The student threw down the cards and paid Kern. “Now we come to the second part,” he said. “Come on! We’re going to make a second Dempsey out of you.”

Kern got up. He was still very weak. “I don’t think I can do it,” he said. “My head won’t stand another blow.”

“Your head was clear enough to win seven schillings from me,” the student replied grinning. “Come on, down with the inner cur! Give the Aryan ruffian inside you a chance to speak. Muzzle your humane Jewish half.”

“I’ve been doing that for a year.”

“Splendid! For the time being, then, we’ll spare your head. Let’s begin with the legs. The chief thing about boxing is to be light on your feet. You must dance. Dancing you knock out your opponents’ teeth. Applied Nietzsche!”

The student assumed position, bent his knees, and took a number of steps alternately forward and back. “Imitate that.”

Kern imitated it.

The Jewish students had stopped disputing. One of them, with eyeglasses, got up. “Would you teach me too?” he asked.

“Of course! Off with your glasses and at it!” The blond student slapped him on the shoulder. “Rise and foam, blood of Maccabees!”

Two more pupils applied. The rest remained seated on the bench, disdainful but curious.

“Two on the right. Two on the left.” The blond student directed. “Now for a lightning course. We are going to make up for thousands of years of neglect in your education in barbarism. You don’t hit with your arm, you hit with your whole body—”

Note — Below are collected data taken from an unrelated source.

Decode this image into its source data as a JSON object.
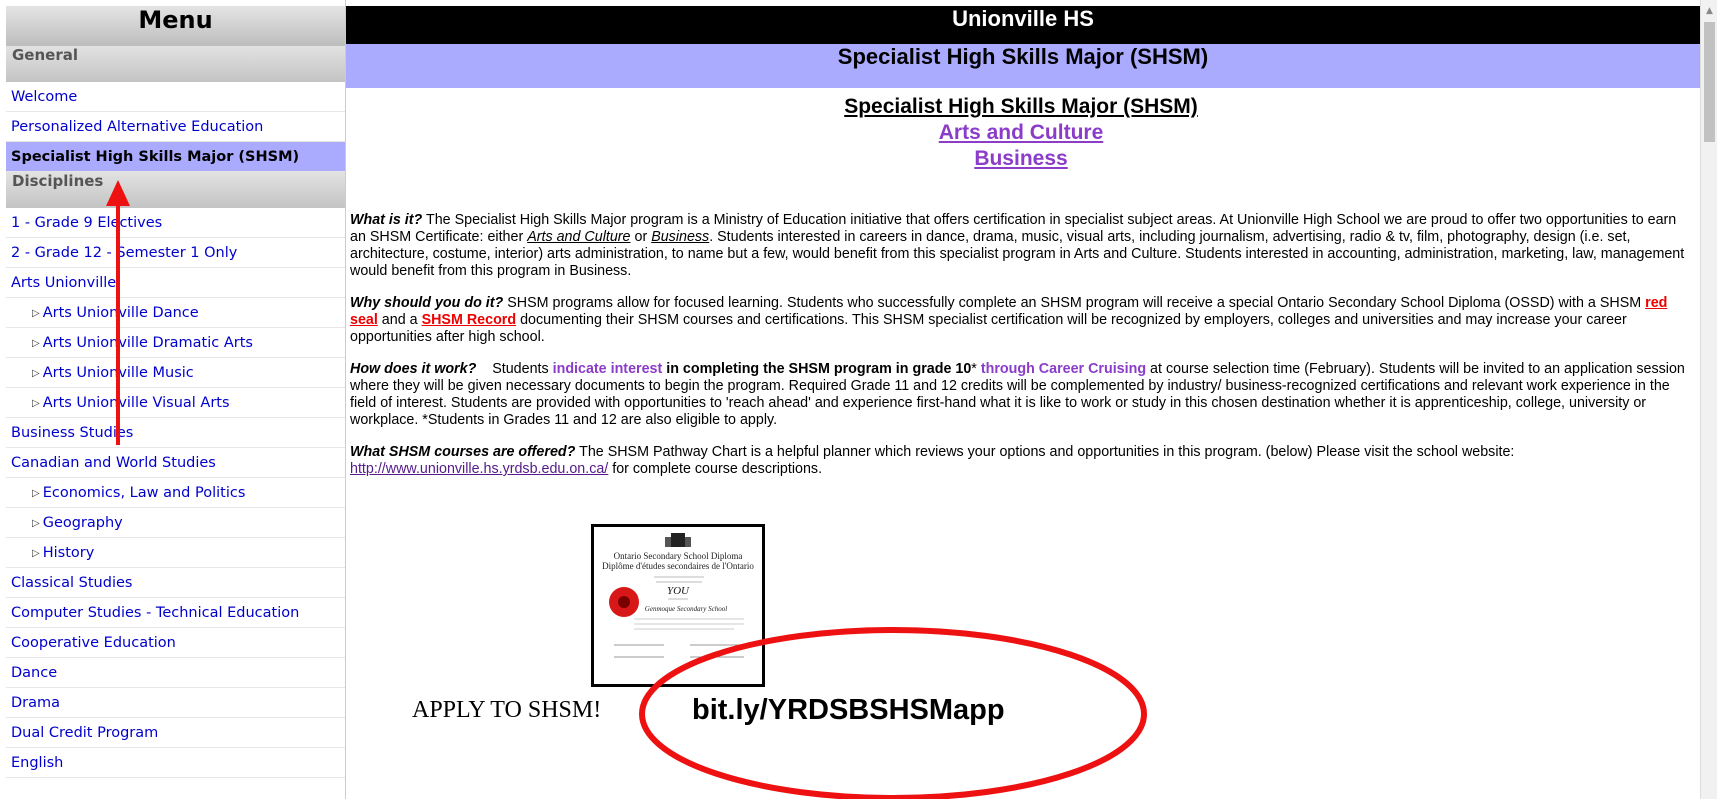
{
  "sidebar": {
    "title": "Menu",
    "general_heading": "General",
    "general_items": [
      {
        "label": "Welcome"
      },
      {
        "label": "Personalized Alternative Education"
      },
      {
        "label": "Specialist High Skills Major (SHSM)"
      }
    ],
    "disciplines_heading": "Disciplines",
    "discipline_items": [
      {
        "label": "1 - Grade 9 Electives"
      },
      {
        "label": "2 - Grade 12 - Semester 1 Only"
      },
      {
        "label": "Arts Unionville"
      },
      {
        "label": "Arts Unionville Dance"
      },
      {
        "label": "Arts Unionville Dramatic Arts"
      },
      {
        "label": "Arts Unionville Music"
      },
      {
        "label": "Arts Unionville Visual Arts"
      },
      {
        "label": "Business Studies"
      },
      {
        "label": "Canadian and World Studies"
      },
      {
        "label": "Economics, Law and Politics"
      },
      {
        "label": "Geography"
      },
      {
        "label": "History"
      },
      {
        "label": "Classical Studies"
      },
      {
        "label": "Computer Studies - Technical Education"
      },
      {
        "label": "Cooperative Education"
      },
      {
        "label": "Dance"
      },
      {
        "label": "Drama"
      },
      {
        "label": "Dual Credit Program"
      },
      {
        "label": "English"
      }
    ]
  },
  "header": {
    "school": "Unionville HS",
    "page_title": "Specialist High Skills Major (SHSM)"
  },
  "content": {
    "heading": "Specialist High Skills Major (SHSM)",
    "link_arts": "Arts and Culture",
    "link_business": "Business",
    "p1": {
      "q": "What is it?",
      "t1": " The Specialist High Skills Major program is a  Ministry of Education initiative that  offers certification in specialist subject areas. At Unionville High School we are proud to offer two opportunities to earn an SHSM Certificate:  either ",
      "l1": "Arts and Culture",
      "t2": " or ",
      "l2": "Business",
      "t3": ".  Students interested in careers in dance, drama, music, visual arts, including journalism, advertising, radio & tv, film, photography, design (i.e. set, architecture, costume, interior) arts administration, to name but a few,  would benefit from this specialist program in Arts and Culture.  Students interested in accounting, administration, marketing, law, management would benefit from this program in Business."
    },
    "p2": {
      "q": "Why should you do it?",
      "t1": " SHSM programs allow for focused learning.  Students who successfully complete an SHSM program will receive a special Ontario Secondary School Diploma (OSSD) with a SHSM ",
      "l1": "red seal",
      "t2": " and a ",
      "l2": "SHSM Record",
      "t3": " documenting their SHSM courses and certifications. This SHSM specialist certification will be recognized by employers, colleges and universities and may increase your career opportunities after high school."
    },
    "p3": {
      "q": "How does it work?",
      "t0": "    Students ",
      "h1": "indicate interest",
      "b1": " in completing the SHSM program in grade 10",
      "t1": "* ",
      "h2": "through Career Cruising",
      "t2": " at course selection time (February).  Students will be invited to an application session where they will be given necessary documents to begin the program.   Required Grade 11 and 12 credits will be complemented by industry/ business-recognized certifications and relevant work experience in the  field of interest. Students are provided with opportunities to 'reach ahead' and experience first-hand what it is like to work or study in this chosen destination whether it is apprenticeship, college, university or workplace.   *Students in Grades 11 and 12 are also eligible to apply."
    },
    "p4": {
      "q": "What SHSM courses are offered?",
      "t1": "  The SHSM Pathway Chart is a  helpful planner which  reviews your options and opportunities in this program. (below)  Please visit the school website:  ",
      "link": "http://www.unionville.hs.yrdsb.edu.on.ca/",
      "t2": "  for complete course descriptions."
    },
    "diploma": {
      "line1": "Ontario Secondary School Diploma",
      "line2": "Diplôme d'études secondaires de l'Ontario",
      "name": "YOU",
      "school": "Genmoque Secondary School"
    },
    "apply_label": "APPLY TO SHSM!",
    "apply_link": "bit.ly/YRDSBSHSMapp"
  },
  "colors": {
    "active_nav": "#aaaaff",
    "nav_link": "#0000cc",
    "annotation": "#ee1111",
    "purple_link": "#8b3cc9"
  }
}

He took off his coat. The others followed suit. Then he gave a short explanation of body movement and drilled them in it. The four hopped about zealously in the half-darkened cell.

The blond student cast a fatherly glance over his sweating pupils. “There,” he announced after a while, “you’ve got that now. Practise it while you serve your week for inciting noble Aryans to race hatred. Now stop for a couple of minutes. Take
a deep breath! And now I’ll show you the short punch, the tricky middle ground of boxing.”

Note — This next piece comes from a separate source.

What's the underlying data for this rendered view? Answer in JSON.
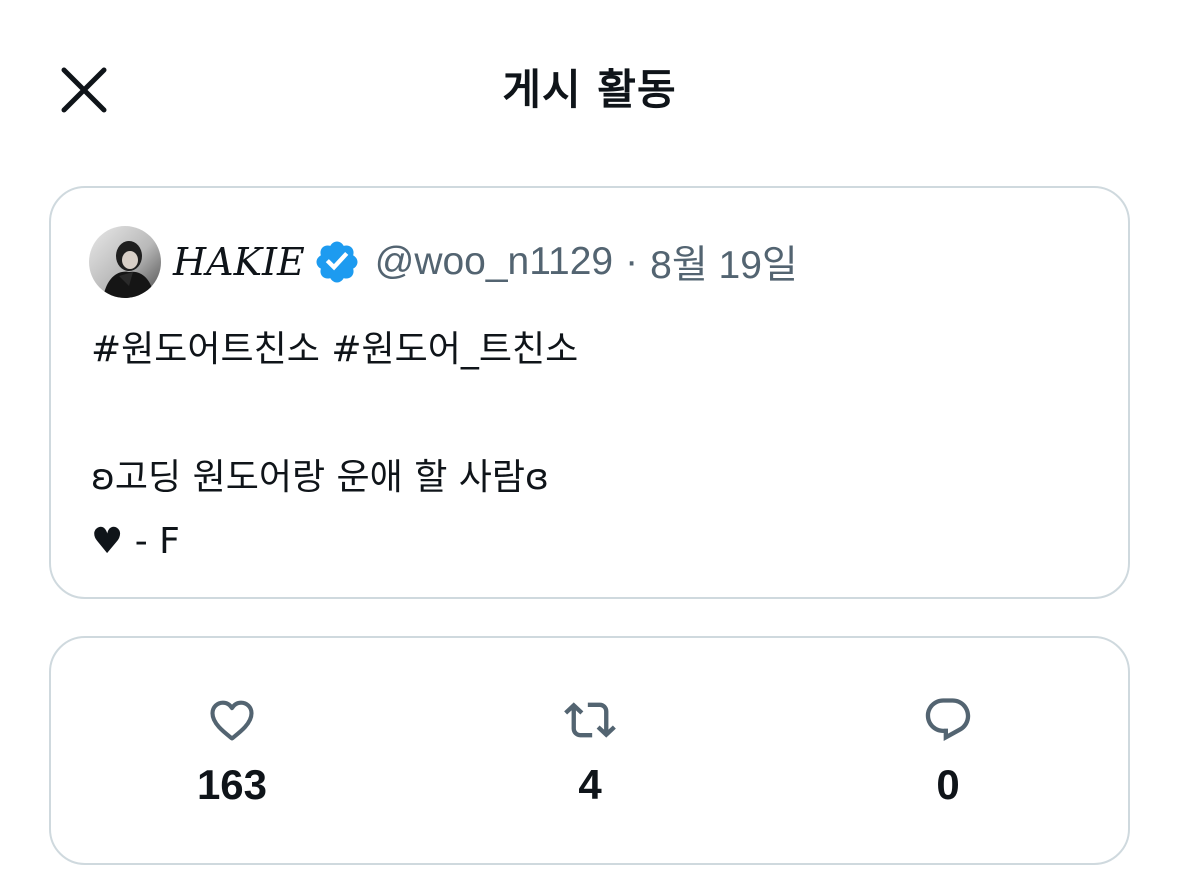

He showed them how it was done. Then he rolled his coat into a ball and, holding it at the height of a man’s head, made the others practise hitting it.

Just as they were getting well warmed up the door opened. A jailer came in with two steaming basins. “Why, this is—” Quickly he set down the basins and shouted back into the corridor: “Guard! Hurry! This crowd is going on fighting right here in the police station!”

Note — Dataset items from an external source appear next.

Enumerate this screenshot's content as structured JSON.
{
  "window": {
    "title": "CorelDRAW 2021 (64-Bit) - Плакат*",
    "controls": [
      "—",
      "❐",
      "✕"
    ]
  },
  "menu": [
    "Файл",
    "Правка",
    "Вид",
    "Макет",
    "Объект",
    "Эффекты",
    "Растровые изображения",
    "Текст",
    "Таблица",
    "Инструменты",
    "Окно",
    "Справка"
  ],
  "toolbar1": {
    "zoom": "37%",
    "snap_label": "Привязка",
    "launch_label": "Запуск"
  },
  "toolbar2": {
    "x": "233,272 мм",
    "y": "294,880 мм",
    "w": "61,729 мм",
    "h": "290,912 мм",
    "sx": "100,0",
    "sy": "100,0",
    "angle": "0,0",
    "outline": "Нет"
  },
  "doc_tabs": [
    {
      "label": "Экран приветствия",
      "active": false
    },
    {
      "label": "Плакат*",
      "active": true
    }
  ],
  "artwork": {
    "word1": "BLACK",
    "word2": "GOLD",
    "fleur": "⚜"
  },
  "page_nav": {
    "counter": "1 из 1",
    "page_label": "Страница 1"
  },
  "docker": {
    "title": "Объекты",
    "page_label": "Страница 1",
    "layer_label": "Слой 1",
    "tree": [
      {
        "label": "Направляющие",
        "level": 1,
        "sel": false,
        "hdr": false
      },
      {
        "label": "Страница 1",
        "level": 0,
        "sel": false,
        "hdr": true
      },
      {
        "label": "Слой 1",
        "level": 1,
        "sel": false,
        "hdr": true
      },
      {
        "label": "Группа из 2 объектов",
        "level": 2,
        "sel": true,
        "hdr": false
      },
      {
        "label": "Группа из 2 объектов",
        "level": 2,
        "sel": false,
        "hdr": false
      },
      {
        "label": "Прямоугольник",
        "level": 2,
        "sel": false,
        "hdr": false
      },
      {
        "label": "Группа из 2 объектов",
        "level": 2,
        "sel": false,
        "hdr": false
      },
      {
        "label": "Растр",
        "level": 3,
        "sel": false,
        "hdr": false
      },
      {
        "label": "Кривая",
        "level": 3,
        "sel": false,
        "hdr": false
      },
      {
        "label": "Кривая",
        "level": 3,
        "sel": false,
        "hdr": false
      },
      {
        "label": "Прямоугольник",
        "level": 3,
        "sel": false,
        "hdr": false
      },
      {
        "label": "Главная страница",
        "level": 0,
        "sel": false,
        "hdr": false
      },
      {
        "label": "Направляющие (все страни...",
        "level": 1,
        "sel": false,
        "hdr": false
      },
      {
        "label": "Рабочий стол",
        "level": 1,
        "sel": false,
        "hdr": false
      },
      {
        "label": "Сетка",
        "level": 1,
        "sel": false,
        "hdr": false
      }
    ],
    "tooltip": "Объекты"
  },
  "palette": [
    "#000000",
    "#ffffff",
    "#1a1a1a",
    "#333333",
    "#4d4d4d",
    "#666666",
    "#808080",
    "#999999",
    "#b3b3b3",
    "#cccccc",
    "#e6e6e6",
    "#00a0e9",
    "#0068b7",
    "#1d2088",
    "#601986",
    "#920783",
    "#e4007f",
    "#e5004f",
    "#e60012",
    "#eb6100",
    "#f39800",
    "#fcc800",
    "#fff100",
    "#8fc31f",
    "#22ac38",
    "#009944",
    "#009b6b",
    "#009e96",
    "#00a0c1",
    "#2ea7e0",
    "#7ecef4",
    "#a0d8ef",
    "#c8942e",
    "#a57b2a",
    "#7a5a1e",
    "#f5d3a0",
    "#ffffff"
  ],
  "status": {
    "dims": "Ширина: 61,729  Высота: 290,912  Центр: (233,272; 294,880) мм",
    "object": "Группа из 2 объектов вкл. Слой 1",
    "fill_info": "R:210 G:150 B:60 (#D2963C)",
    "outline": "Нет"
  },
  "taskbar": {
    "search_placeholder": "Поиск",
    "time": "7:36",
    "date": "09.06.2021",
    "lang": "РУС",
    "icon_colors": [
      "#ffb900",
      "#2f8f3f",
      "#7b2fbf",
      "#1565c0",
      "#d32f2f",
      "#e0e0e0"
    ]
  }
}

Two guards rushed in. The blond student quietly laid down his coat. The four boxing pupils had quickly effaced themselves in the corners. “Rhinoceros!” the blond student said with great authority to the jailer. “Blockhead! Miserable prison oaf!” He turned to the guard. “What you see here,” he said, “is an instruction period in modern humanism. Your appearance, with your eager hands on your blackjacks, is unnecessary. Understand?”